In a blog post, Zoom CEO Eric S. Yuan said the company will dedicate all of its engineering resources to fixing its “biggest trust, safety, and privacy issues.” The work will include a “comprehensive review” with third-party experts to “understand and ensure the security of all of our new consumer use cases.”
In other big moves, Yuan sasy the investigation will be backed up by a transparency report that lists requests for data, an enhanced bug bounty program, and a series of white box penetration tests — an approach that gives the tester full knowledge of the company’s infrastructure and application source code. In addition, Zoom has vowed to launch a CISO (chief information security officer) council with representatives fro across the industry to “facilitate an ongoing dialogue regarding security and privacy best practices.”
To win back user trust, Yuan said today that Zoom will be initiating a “feature freeze” and will not ship any new feature until it is done fixing the current feature set, until all of its security issues are addressed.
“We appreciate the scrutiny and questions we have been getting – about how the service works, about our infrastructure and capacity, and about our privacy and security policies,” the blog post reads. “These are the questions that will make Zoom better, both as a company and for all its users. We take them extremely seriously. We are looking into each and every one of them and addressing them as expeditiously as we can.
This understatement comes on the back of almost unimaginable growth. Yuan says the number of free and paid users on Zoom daily rose from 10 million in December to 200 million in March–by far the biggest uptake among options that include Skype, Teams, and Google Hangouts. It’s supported everything from WFH to online yoga and has been a business lifeline for industries including music and fitness.
But:
As The Intercept reports, Zoom calls can’t be secured with end-to-end (E2E) encryption — even though the company’s website clearly states they can.

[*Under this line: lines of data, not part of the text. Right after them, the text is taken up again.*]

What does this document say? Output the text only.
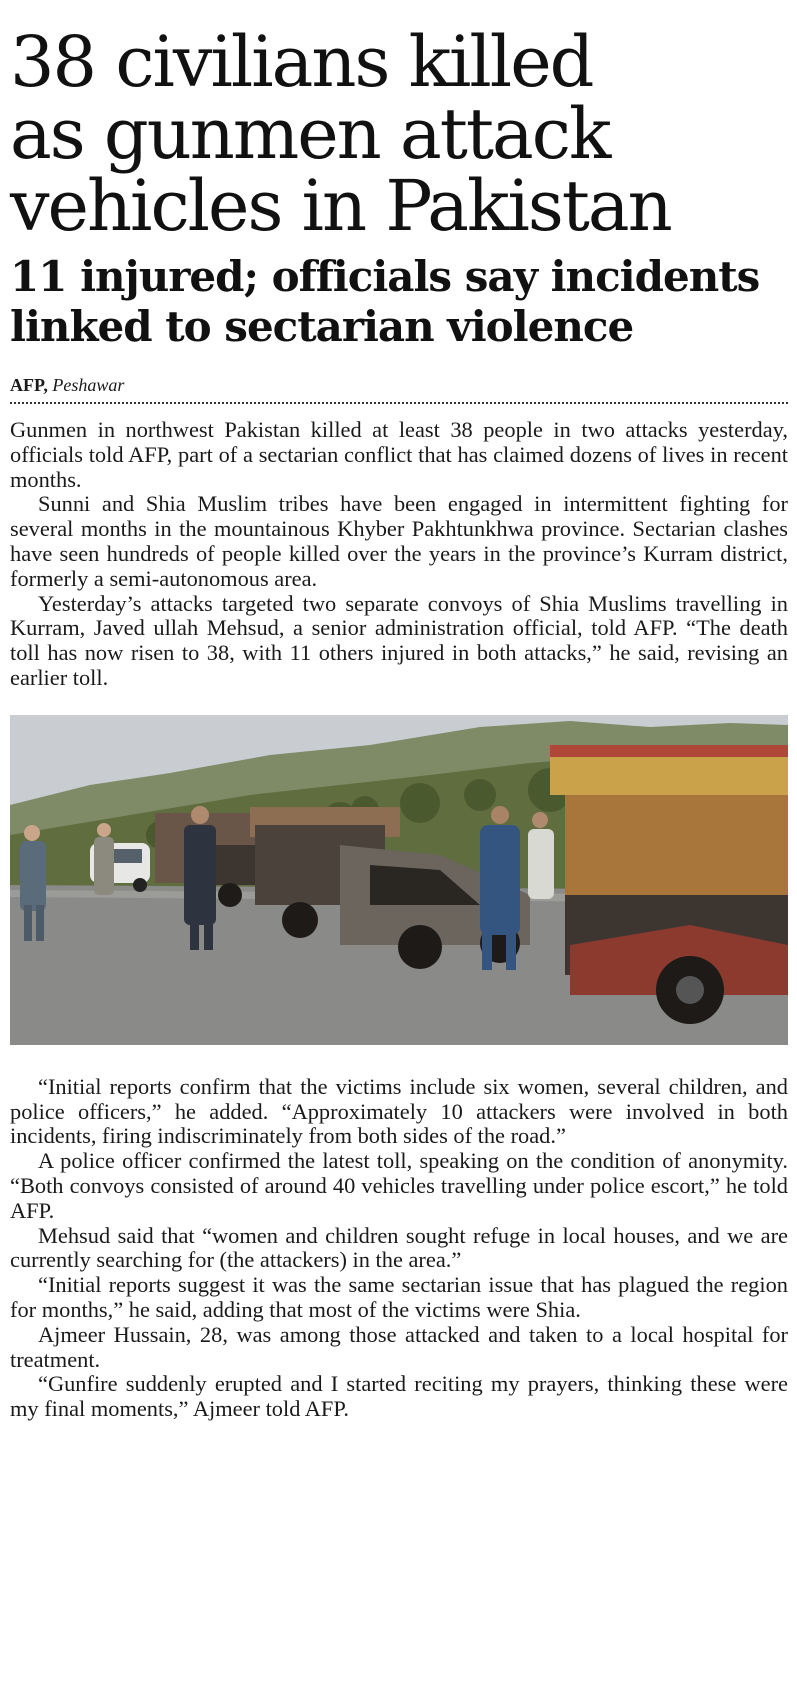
38 civilians killed
as gunmen attack
vehicles in Pakistan
11 injured; officials say incidents
linked to sectarian violence
AFP, Peshawar

Gunmen in northwest Pakistan killed at least 38 people in two attacks yesterday, officials told AFP, part of a sectarian conflict that has claimed dozens of lives in recent months.

Sunni and Shia Muslim tribes have been engaged in intermittent fighting for several months in the mountainous Khyber Pakhtunkhwa province. Sectarian clashes have seen hundreds of people killed over the years in the province’s Kurram district, formerly a semi-autonomous area.

Yesterday’s attacks targeted two separate convoys of Shia Muslims travelling in Kurram, Javed ullah Mehsud, a senior administration official, told AFP. “The death toll has now risen to 38, with 11 others injured in both attacks,” he said, revising an earlier toll.

“Initial reports confirm that the victims include six women, several children, and police officers,” he added. “Approximately 10 attackers were involved in both incidents, firing indiscriminately from both sides of the road.”

A police officer confirmed the latest toll, speaking on the condition of anonymity. “Both convoys consisted of around 40 vehicles travelling under police escort,” he told AFP.

Mehsud said that “women and children sought refuge in local houses, and we are currently searching for (the attackers) in the area.”

“Initial reports suggest it was the same sectarian issue that has plagued the region for months,” he said, adding that most of the victims were Shia.

Ajmeer Hussain, 28, was among those attacked and taken to a local hospital for treatment.

“Gunfire suddenly erupted and I started reciting my prayers, thinking these were my final moments,” Ajmeer told AFP.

In a blog post, Patrick Wardle, principal security officer at Jamf and a former NSA hacker, revealed two Mac vulnerabilities yesterday that relied on the attacker having physical access to the user’s machine. In today’s blog post, Wang said Zoom fixed both issues within 24 hours.
Zoombombing has also affected houses of worship as reported in Religion News Service. These disturbing disruptions reportedly affected both internal meetings and streamed worship services.
Zoombombing comes for Houses of Worship
As reported in The Verge, according to Feelix Seele, technical lead at malware tracker VMRay, Zoom’s Mac installer uses pre-installation scripts and then–undetected by the user–displays a faked system message to confirm what has already happened behind the scenes. “This is not strictly malicious, but very shady and definitely leaves a bitter aftertaste,” he tweeted on March 30th. “The application is installed without the user giving his [or her] final consent and a highly misleading prompt is used to gain root privileges.”
As reported in Vice, the company also had to update its iOS app last week to remove code that reportedly sent data to Facebook, including the user’s time zone and city, basic details about their device, and when they opened the app.
As Vice reports, Zoom is having problems with its Company Directory, too and the way it groups contacts to co-mingle professional and personal contact.
As reported in Consumer Reports, the company also changed its privacy policy after users realized their personal information could be used for targeted ads.
Finally, you’ve heard of “Zoombombing.” It’s one of the many inevitable pranks of quarantine but reveals a much more serious problem. Bomber guess a Zoom conference ID number (not hard to do if you’ve used Zoom at all) and then, through screen sharing, mobs the meeting. Zoom has addressed this problem for educational users by restricting screen sharing to the host by default.–too late to prevent it from happening to schools on remote learning programs. For the average consumer, however, the option still has to be enabled manually..
This is only the latest rash of scary problems for Zoom’s security underpinnings..
If you recall, last year, Apple removed a hidden Zoom web server that made it easier for Safari users on Mac to join a meeting. Security researcher Jonathan Leitschuh had written on Mediium, that he found a vulnerability earlier in the week that meant any site could theoretically start a Zoom conference call that automatically turned your webcam on. Zoom eventually removed the web server, but Apple was so worried that it issued a silent update to all Mac users, just to be on the safe side.